METHODS: The study involved different cohorts of CD and ulcerative colitis (UC) patients and healthy controls who had been studied previously in several medical centers in Europe, the United States, and North Africa to determine the clinical value of ASCA in terms of differential diagnosis, evolution of indeterminate colitis (IC), and serotype-phenotype correlations. The comparison of A Sigma MA and ASCA included a total of 1,365 subjects: 772 CD, 261 UC, 43 IC, and 289 controls.
RESULTS: The specificity of A Sigma MA was similar to that of ASCA (89% vs 93%), although the sensitivity was lower (38% vs 55%). Unexpectedly, 24% of the CD patients who were negative for ASCA and/or other CD-associated serologic markers were positive for A Sigma MA. A Sigma MA were associated with colonic involvement in CD (odds ratio [OR] 1.609, 95% confidence interval [CI] 1.033-2.506, P = 0.03) and were 100% predictive of CD in patients with IC.

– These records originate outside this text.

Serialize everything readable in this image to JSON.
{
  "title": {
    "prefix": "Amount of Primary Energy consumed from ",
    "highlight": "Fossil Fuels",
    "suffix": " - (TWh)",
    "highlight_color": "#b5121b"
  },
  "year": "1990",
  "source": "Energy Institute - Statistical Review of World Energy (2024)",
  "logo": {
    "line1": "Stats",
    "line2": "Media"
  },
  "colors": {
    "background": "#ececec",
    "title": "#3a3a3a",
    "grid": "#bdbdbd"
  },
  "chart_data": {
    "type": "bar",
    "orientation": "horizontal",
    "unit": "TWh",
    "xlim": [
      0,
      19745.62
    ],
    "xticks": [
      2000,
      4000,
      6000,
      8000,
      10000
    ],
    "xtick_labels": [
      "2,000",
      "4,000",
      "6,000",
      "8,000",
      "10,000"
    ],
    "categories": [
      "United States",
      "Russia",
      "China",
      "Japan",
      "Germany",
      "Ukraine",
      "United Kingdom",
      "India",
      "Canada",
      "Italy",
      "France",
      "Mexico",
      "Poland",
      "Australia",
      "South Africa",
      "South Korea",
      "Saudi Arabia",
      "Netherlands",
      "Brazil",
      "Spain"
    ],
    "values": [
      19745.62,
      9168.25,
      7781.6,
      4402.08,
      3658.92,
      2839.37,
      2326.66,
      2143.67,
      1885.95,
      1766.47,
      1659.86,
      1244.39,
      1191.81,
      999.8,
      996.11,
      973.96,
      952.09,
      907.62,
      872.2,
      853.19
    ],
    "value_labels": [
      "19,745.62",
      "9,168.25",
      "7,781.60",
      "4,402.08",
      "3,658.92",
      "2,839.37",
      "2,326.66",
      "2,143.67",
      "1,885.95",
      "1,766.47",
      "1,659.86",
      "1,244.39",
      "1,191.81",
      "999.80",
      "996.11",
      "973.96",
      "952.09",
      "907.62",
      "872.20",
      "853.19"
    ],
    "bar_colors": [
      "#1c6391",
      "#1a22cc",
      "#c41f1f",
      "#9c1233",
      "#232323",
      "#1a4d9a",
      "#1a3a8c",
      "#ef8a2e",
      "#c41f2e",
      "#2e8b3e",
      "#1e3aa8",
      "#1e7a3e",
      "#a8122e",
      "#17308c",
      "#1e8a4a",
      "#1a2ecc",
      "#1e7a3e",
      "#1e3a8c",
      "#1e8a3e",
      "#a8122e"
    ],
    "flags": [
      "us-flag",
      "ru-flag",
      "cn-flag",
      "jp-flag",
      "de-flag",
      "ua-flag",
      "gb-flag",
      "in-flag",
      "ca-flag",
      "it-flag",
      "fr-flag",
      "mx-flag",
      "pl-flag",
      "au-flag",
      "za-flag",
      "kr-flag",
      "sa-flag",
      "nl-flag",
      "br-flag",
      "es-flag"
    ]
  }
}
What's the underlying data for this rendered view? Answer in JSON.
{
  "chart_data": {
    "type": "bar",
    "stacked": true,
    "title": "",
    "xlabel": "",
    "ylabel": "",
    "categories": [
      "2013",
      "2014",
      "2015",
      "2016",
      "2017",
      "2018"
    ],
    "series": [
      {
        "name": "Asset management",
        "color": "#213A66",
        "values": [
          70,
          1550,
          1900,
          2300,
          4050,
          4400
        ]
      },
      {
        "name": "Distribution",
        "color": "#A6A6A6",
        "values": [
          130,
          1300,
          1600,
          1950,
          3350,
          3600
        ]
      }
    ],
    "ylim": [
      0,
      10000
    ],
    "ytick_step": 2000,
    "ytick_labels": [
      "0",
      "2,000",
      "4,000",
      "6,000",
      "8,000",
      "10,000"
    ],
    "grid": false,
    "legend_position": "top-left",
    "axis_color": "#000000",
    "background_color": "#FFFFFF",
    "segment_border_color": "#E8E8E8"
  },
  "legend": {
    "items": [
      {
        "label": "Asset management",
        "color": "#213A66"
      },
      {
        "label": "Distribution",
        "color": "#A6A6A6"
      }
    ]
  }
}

CONCLUSIONS: A Sigma MA reveal the heterogeneity of the antioligomannose antibody response in CD patients and increase the sensitivity of CD diagnosis when combined with ASCA. The subset of ASCA-negative CD patients diagnosed by A Sigma MA had preferentially a colonic involvement, which confirms the high predictive value of A Sigma MA for determining IC evolution toward CD.
American Journal of Gastroenterology. 01/2008; 103(4):949-957.